En cuanto llego a la oficina, Barbara me anuncia con un tono que revela admiración y júbilo que me mudo al despacho de Tom.

Asiento con la cabeza, incapaz de mostrar entusiasmo.

—¿Ha llamado el señor Colunga? —pregunto.

Anoche no me llamó. Y esta mañana no tenía ningún mensaje en el móvil.

Barbara sacude la cabeza y me resulta ridículo lo inmóviles que se muestran sus rizos debido al exceso de laca.

—No habréis reñido, ¿no? —Se inclina hacia delante con complicidad—. David me gustaba, pero el señor Colunga está mucho más bueno.

El comentario me enfurece. No es justo que compare a David con Fernando. Ya no están compitiendo por el mismo premio. Asiento con brusquedad y entro en el despacho que estoy a punto de abandonar.
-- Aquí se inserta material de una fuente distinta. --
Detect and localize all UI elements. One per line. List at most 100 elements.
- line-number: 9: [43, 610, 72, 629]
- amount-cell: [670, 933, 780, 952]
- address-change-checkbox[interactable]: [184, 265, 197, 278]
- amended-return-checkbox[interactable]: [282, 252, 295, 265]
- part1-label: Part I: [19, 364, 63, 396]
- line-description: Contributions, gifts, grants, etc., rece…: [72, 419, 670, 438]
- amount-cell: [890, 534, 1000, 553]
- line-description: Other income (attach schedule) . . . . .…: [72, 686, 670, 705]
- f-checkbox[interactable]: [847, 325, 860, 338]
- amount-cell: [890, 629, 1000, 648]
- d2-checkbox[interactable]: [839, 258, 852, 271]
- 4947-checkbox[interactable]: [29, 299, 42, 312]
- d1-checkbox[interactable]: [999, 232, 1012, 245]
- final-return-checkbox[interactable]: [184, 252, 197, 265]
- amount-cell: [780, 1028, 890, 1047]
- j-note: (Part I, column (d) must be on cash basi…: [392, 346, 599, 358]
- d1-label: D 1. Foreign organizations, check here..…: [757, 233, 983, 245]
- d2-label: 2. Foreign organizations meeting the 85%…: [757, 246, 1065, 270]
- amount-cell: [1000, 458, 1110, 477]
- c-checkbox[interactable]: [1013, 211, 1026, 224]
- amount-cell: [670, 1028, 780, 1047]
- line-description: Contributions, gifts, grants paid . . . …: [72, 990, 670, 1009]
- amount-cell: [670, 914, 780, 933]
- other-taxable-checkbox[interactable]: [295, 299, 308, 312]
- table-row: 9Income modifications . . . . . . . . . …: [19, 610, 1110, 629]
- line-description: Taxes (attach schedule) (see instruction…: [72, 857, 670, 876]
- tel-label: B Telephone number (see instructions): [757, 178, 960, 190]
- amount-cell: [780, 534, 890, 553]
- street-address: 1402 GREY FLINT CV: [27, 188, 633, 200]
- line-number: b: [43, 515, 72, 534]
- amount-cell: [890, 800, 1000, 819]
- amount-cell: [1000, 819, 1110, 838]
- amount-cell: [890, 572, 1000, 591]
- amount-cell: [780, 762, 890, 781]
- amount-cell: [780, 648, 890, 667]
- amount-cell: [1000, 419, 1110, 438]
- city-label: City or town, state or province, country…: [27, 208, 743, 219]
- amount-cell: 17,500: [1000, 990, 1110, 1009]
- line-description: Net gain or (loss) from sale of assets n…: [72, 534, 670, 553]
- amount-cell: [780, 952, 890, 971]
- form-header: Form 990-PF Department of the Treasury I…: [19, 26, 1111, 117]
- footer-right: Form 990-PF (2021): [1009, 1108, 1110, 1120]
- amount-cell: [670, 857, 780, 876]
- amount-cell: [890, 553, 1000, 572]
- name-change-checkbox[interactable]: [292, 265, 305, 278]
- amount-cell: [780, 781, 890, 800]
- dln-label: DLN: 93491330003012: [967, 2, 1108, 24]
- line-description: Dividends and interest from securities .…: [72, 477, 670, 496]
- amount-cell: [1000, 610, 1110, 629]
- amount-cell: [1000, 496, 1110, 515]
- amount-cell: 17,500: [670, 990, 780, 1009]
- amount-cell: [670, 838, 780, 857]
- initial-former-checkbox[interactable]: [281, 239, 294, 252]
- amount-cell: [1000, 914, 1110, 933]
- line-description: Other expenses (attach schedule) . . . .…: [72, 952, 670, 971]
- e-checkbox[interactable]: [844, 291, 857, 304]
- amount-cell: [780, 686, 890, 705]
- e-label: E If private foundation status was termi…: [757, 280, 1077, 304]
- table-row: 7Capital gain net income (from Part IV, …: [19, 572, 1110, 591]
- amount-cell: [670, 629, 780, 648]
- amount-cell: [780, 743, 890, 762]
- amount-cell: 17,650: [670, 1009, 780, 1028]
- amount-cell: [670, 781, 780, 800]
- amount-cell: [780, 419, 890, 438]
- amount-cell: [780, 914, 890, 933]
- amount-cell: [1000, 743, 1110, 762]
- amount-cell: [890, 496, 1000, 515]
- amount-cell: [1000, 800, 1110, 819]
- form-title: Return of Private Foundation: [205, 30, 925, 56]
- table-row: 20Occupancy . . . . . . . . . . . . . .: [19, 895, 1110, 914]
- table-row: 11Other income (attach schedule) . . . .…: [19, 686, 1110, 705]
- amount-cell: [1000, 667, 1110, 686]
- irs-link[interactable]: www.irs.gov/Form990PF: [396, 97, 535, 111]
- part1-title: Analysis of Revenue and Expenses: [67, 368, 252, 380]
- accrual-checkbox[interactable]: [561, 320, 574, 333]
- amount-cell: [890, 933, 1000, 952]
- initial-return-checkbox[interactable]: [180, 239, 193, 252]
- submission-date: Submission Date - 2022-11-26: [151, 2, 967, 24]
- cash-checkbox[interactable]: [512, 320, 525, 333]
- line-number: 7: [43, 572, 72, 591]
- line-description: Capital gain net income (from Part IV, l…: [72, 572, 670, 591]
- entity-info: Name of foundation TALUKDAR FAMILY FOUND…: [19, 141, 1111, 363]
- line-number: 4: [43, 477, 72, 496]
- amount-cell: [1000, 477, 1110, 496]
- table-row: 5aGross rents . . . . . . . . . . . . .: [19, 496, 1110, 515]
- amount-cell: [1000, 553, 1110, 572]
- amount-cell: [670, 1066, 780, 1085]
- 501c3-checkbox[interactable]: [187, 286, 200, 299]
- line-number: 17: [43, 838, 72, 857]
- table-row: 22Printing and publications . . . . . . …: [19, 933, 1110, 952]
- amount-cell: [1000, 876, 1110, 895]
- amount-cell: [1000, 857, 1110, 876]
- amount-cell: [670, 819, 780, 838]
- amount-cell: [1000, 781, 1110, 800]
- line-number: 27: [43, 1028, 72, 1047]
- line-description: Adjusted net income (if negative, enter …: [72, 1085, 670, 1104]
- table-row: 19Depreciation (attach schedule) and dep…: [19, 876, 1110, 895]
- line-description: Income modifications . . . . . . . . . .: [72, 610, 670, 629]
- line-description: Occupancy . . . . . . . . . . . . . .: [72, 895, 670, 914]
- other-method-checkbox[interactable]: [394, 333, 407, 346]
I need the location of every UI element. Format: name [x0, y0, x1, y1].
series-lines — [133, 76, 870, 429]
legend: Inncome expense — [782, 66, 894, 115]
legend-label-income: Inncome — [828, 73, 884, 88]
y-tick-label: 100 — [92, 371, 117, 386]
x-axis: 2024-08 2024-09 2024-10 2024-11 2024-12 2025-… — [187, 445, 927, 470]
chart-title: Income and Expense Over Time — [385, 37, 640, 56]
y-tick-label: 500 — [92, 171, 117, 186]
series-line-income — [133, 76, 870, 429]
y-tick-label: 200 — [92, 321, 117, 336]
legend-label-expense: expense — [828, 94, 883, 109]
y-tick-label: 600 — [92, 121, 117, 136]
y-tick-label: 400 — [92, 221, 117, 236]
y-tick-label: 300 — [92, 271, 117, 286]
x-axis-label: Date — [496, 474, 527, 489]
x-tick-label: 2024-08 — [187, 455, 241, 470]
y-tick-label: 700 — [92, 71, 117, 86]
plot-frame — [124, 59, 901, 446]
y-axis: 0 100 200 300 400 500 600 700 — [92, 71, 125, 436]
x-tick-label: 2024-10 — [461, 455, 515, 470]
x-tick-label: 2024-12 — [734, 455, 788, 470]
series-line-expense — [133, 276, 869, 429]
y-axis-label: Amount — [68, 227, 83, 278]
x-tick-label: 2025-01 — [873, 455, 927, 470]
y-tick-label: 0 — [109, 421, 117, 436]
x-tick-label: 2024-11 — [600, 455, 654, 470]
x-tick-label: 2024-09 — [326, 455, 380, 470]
Me voy al piso de arriba; ese movimiento simboliza mi trayectoria actual. No causo gran alboroto. Nadie se pasa a darme la enhorabuena ni a ayudarme con la mudanza. De todos modos, no tardó mucho en hacerla. Después de seis años, lo único que tengo en mi despacho son papeles y archivos. No hay fotos de niños, ni pisapapeles bonitos, ni cuadros que no hubiera colgado allí la empresa. No hay nada que diga «Este es el despacho de Lucero», excepto los archivos, que, obviamente, son más que suficiente. Muchas noches he encontrado consuelo en las cifras y en los cálculos que almaceno, bien ordenados, en carpetas y discos duros. Puedo contar con su fría lógica. Si fuese capaz de escribir mi vida entera en una ecuación matemática, estoy segura de que podría resolverla.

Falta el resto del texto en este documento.